Because of REvil’s increasing scale of attacks and extortion demands, a quickly-developing situation requiring an equally fast response likely preempted a more measured response to the Kaseya victims, Nikkel explained, adding that it is easy to judge the decision now that we have more information but that it must have been a tough call at the time.
“Quietly reaching out directly to victims may have been a prudent step, but attackers seeing victims decrypting files or dropping out of negotiations en masse may have revealed the FBI’s ploy for countermeasures,” Nikkel told ZDNet.
“Attackers then may have taken down infrastructure or otherwise changed tactics. There’s also the problem of the anonymous soundbite about decryption making its way into public media, which could also tip off attackers.

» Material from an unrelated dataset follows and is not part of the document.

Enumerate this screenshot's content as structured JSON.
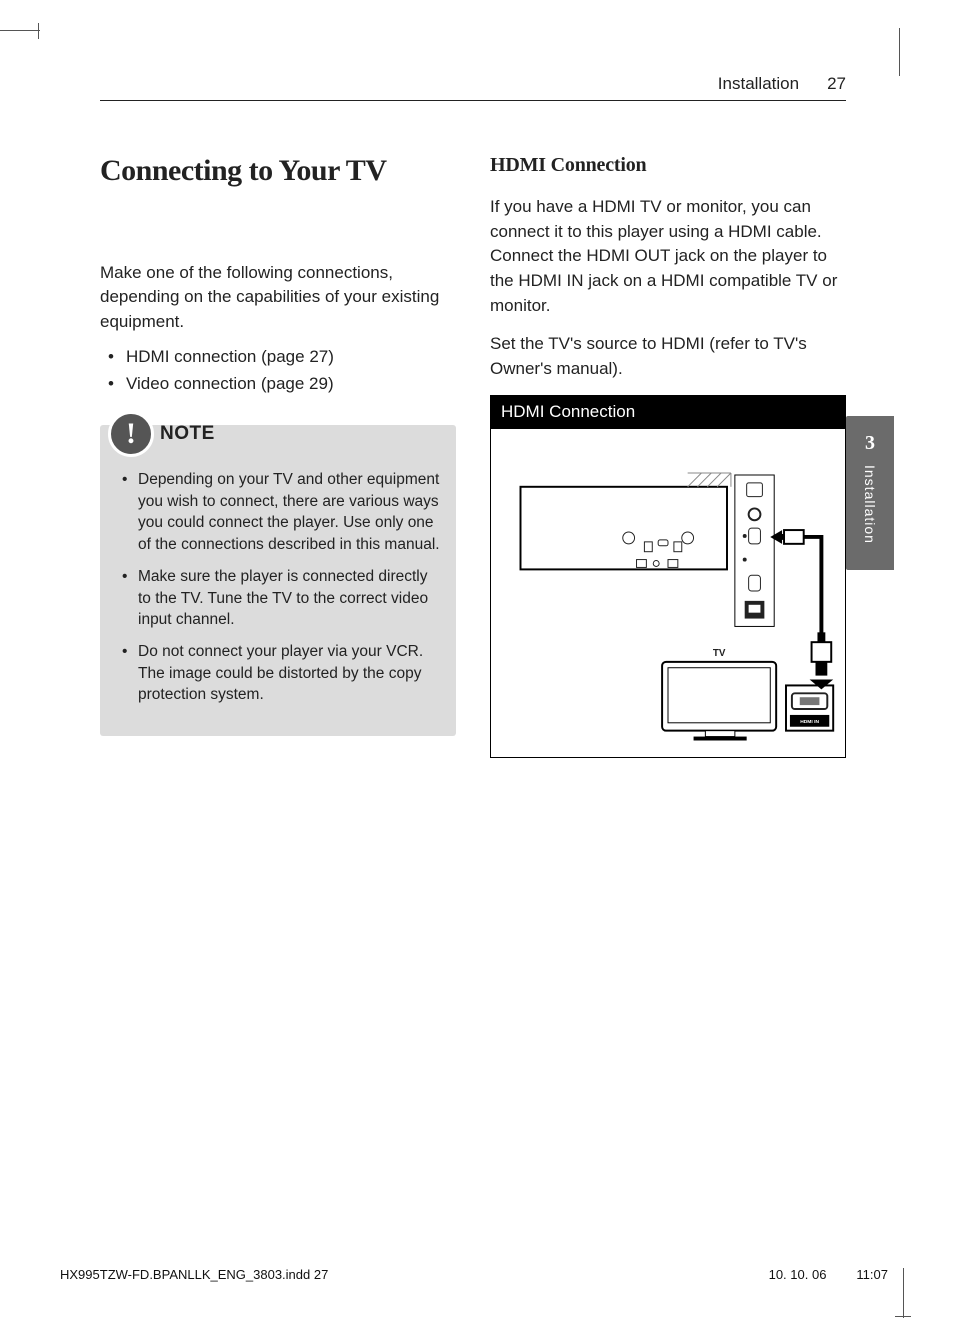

Criminal groups pay attention to security news as much as researchers do, often with their own social media presence.”
Nikkel suggested that a better approach may have been to open backchannel communications with incident response firms involved to better coordinate resources and response, but he noted that the FBI may have already done this.
BreachQuest CTO Jake Williams called the situation a classic case of an intelligence gain/loss assessment.
Like Nikkel, he said it’s easy for people to play “monday morning quarterback” and blame the FBI for not releasing the keys after the fact.
But Williams did note that the direct financial damage was almost certainly more widespread than the FBI believed as it withheld the key to protect its operation.
“On the other hand, releasing the key solves an immediate need without addressing the larger issue of disrupting future ransomware operations. On balance, I do think the FBI made the wrong decision in withholding the key,” Williams said.
“However, I also have the convenience of saying this now, after the situation played itself out. Given a similar situation again, I believe the FBI will release the keys unless a disruption operation is imminent (hours to days away). Because organizations aren’t required to report ransomware attacks, the FBI lacked the full context required to make the best decision in this case. I expect this will be used as a case study to justify reporting requirements.”
John Bambenek, principal threat hunter at Netenrich, said critics need to remember that first and foremost, the FBI is a law enforcement agency that will always act in a way that optimizes law enforcement outcomes.
“While it may be frustrating for businesses that could have been helped sooner, law enforcement takes time and sometimes things don’t work out as planned,” Bambenek said.
“The long term benefit of successful law enforcement operations is more important than individual ransomware victims.”